Managing customer churn is vital to business performance. As is researched and proven, a 5% improvement in customer retention rates increases profitability by 25 to close to 95%, as it is many times more expensive to acquire new customers than it is to retain an existing one.
Understanding controllable and uncontrollable drivers of customer churn is essential in order to increase customer engagement, and designing short- and long-term retention strategies.
Here are five steps that companies can use to develop their churn strategy:
- Define churn: As the first step, companies need to define what churn is, keeping their business in context and the category of customers they wish to retain. This depends a lot on their risk appetite. For instance, a highly risk-averse company would like to be alerted when a customer has not made a transaction in the last one quarter or if the revenue from that customer in the current period is less than 50% of the average value over a specified period. On the contrary, a risk-taking company can have more aggressive thresholds.
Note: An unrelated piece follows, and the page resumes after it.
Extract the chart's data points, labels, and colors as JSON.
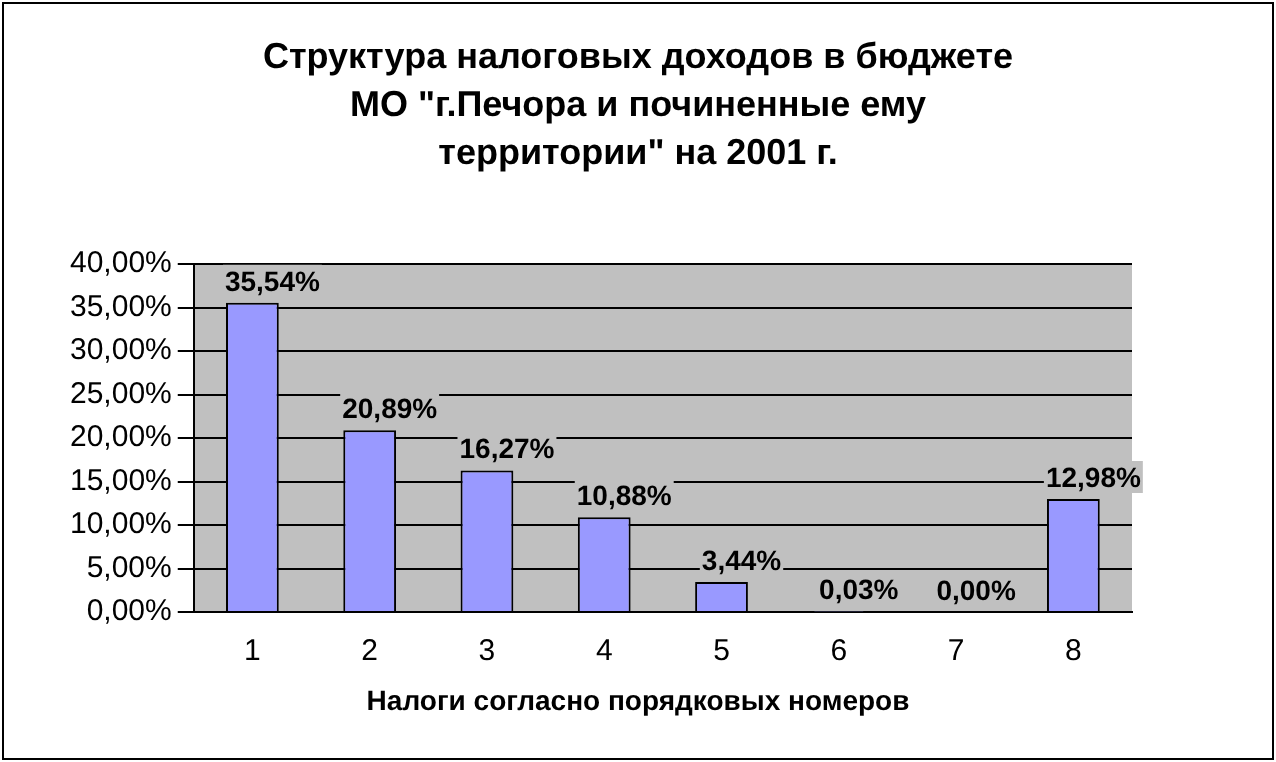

- Develop a hypothesis map: There are multiple reasons, controllable and uncontrollable, why customers switch. Companies should leverage research (primary or / and secondary) and experiences (business and field) to generate a list of potential churn triggers. While hypothesizing these triggers, companies should factor in their customers’ point of view and use their experience as the base for a hypothesis map. They can use multiple touchpoints and / or relationship stages to define potential churn triggers. For example, companies may plot macroeconomic, product, and customer transaction data, along with experiences and market competition factors. This hypothesis map becomes the basis for predictive models to be developed in the next phase of the project lifecycle.
- Build a predictive model: A data-mart that includes quality data should be created so that companies are able to establish a link between various internal and external data elements mentioned above. This data could be further used for segmenting customers based on their spend patterns and other identified drivers. The Modeling technique should be shortlisted after developing a thorough understanding of all the data elements (missing values, outliers, distributions, etc.) and customer purchase behavior. This model will not only help identify customers at-risk of attrition but also the triggers.
- Create an action item matrix: Actionable insight is key to a successful analytics project. For this purpose, companies must develop an action item matrix (a framework that brings together the results of the model developed and specific KPIs such as probability of churn and customer lifetime value) to prioritize retention efforts and determine ROI for that effort. The matrix will further help in identifying up-selling and cross-selling opportunities and ensuring adoption of the retention framework.
- Implement a retention strategy: A robust retention campaign effectively focuses on churn triggers and enables the development of strategic “retention building blocks” that are targeted for the distinct customer segments of a business. By helping generate higher revenue and ensuring maximum profitability, companies will be able to get high ROI on these campaigns.
Do these 5 steps really work?
Let us use hard evidence to answer the question. We put these 5 steps to practice for a dealer network of a global heavy machinery and equipment manufacturer. The client recorded on an average additional sales opportunity of USD 25–45 million per dealer.